Okay, that entire article was about tax cuts for corporations. I guess the assumption is you take everything in that article in reverse and that's how it works for tax increases. The whole thing seemed to be focused on the immediate impact of a change in taxes, not really long term.
Most businesses run on a pretty thin margin and don't necessarily have coffers of money sitting around to pay tax increases. Even if they do, that is kind of a one time solution. Increased expense of any kind has to come from somewhere.
It could come from reduced pay to employees. I think when the debate starts around the rich paying their "fair share" people conflate it with corporations. You want to tax the rich more, fine, that's a different deal. Despite what the politicians want you to think a corporate tax increase is unlikely to come out of the pocket of the fat cat board of directors, CEO or Sr VPs. It doesn't mean the Sr VP's get one less trip to ski in Aspen on the company dime, or take a pay cut. It anything, it could come in the form of layoffs or reduced hiring to reduce payroll expense.
Or it could come from the shareholders, in the form of reduced dividends, as your article seems to digging around for.

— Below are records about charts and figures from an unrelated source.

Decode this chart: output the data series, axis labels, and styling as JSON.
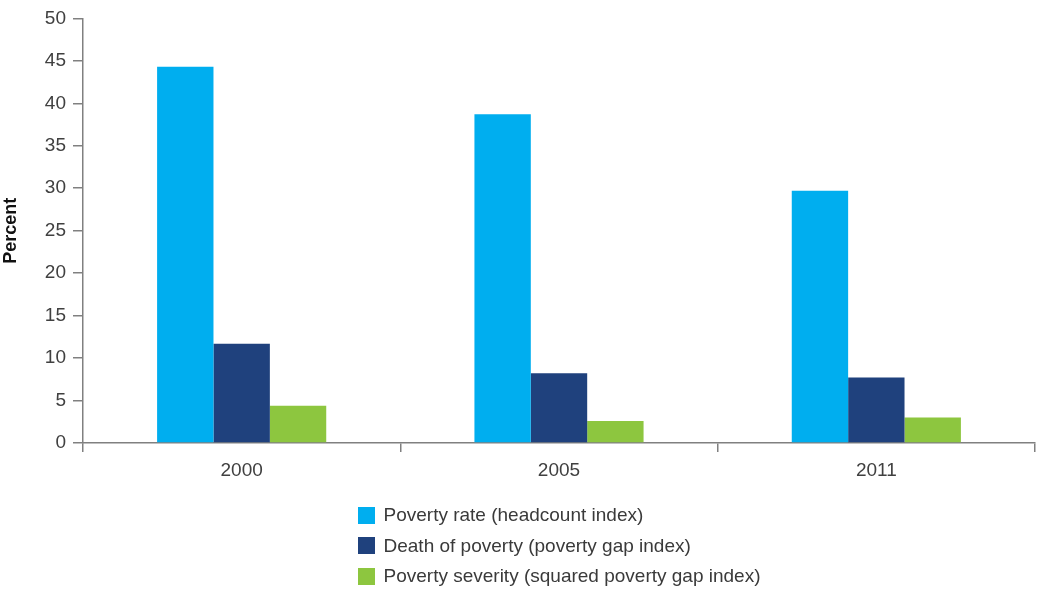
{
  "chart_data": {
    "type": "bar",
    "ylabel": "Percent",
    "categories": [
      "2000",
      "2005",
      "2011"
    ],
    "series": [
      {
        "name": "Poverty rate (headcount index)",
        "color": "#00aeef",
        "values": [
          44.3,
          38.7,
          29.7
        ]
      },
      {
        "name": "Death of poverty (poverty gap index)",
        "color": "#1f417d",
        "values": [
          11.7,
          8.2,
          7.7
        ]
      },
      {
        "name": "Poverty severity (squared poverty gap index)",
        "color": "#8dc63f",
        "values": [
          4.4,
          2.6,
          3.0
        ]
      }
    ],
    "ylim": [
      0,
      50
    ],
    "yticks": [
      0,
      5,
      10,
      15,
      20,
      25,
      30,
      35,
      40,
      45,
      50
    ],
    "grid": false,
    "legend": "bottom"
  }
}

Even if this is true most shareholders are just regular people like me with my 401k, not some rich guys in NY yelling "Buy!" / "Sell!" from the phone in the back of a limo.
Or it could come from the consumer. I find this the most realistic and have seen the math first hand. If a company has greater expense, not just a one time expense, but each year for the foreseeable future, it always passes it down to the consumer. Always.
Tax those evil oil companies, watch the price of gas go up at the pump. Tax the massive conglomerate that makes tires, shoes, potato chips. Prepare for an increase in the price of tires, shoes and potato chips.
Maybe I'm missing something but where do you think increased expense of any kind, to a corporation, eventually comes from? It's got to come from somewhere.